Days after FBI director James Comey said he did not think the Charleston attack that left nine dead qualified as terrorism, FBI officials now say they have not ruled out investigating the shooting as a terrorist act. FBI Spokesman Paul Bresson told MSNBC that depending on the evidence uncovered by federal investigators, the agency would be open to pursuing domestic terrorism charges, as opposed to just the hate crime charges as originally suggested.
“Both hate crime and domestic terrorism investigations afford investigators the same set of tools and techniques,” Bresson said Wednesday. “Any eventual federal charges will be determined by the facts at the conclusion of the investigation, and are not influenced by how the investigation is initially opened.”
On Saturday Comey said that he wouldn’t classify as terrorism the massacre that left nine people, including a South Carolina state senator, dead in a historic black church last week. Over the weekend, a white supremacist manifesto believed to be written by shooting suspect Dylann Roof surfaced online.

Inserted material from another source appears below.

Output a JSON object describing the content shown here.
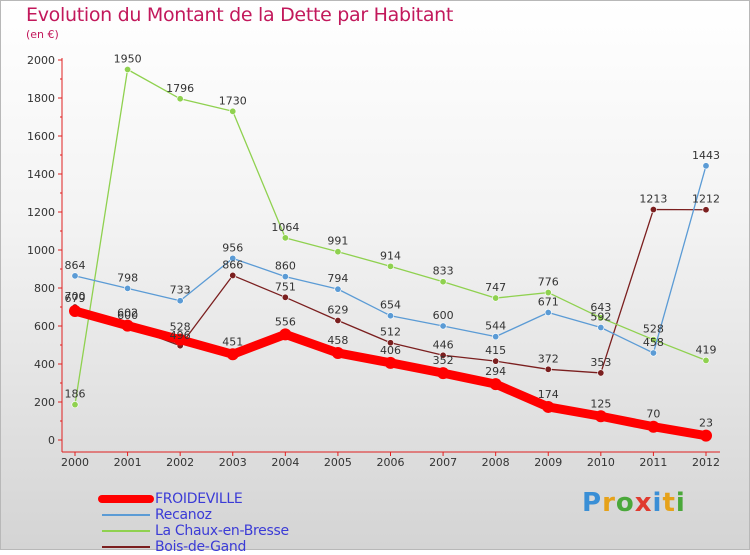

“Terrorism is an act of violence done or threatened to in order to try to influence a public body or the citizenry so it’s more of a political act and again based on what I know so more I don’t see it as a political act,” Comey said.
Democratic presidential candidate Hillary Clinton called it such Tuesday in a remarks in Florissant, Missouri, not far from the St. Louis suburb where black, unarmed teenager, Michael Brown was shot by a white cop last summer.
“How do we make sense of such an evil act? And act of racist terrorism, perpetrated in a house of God?” she said.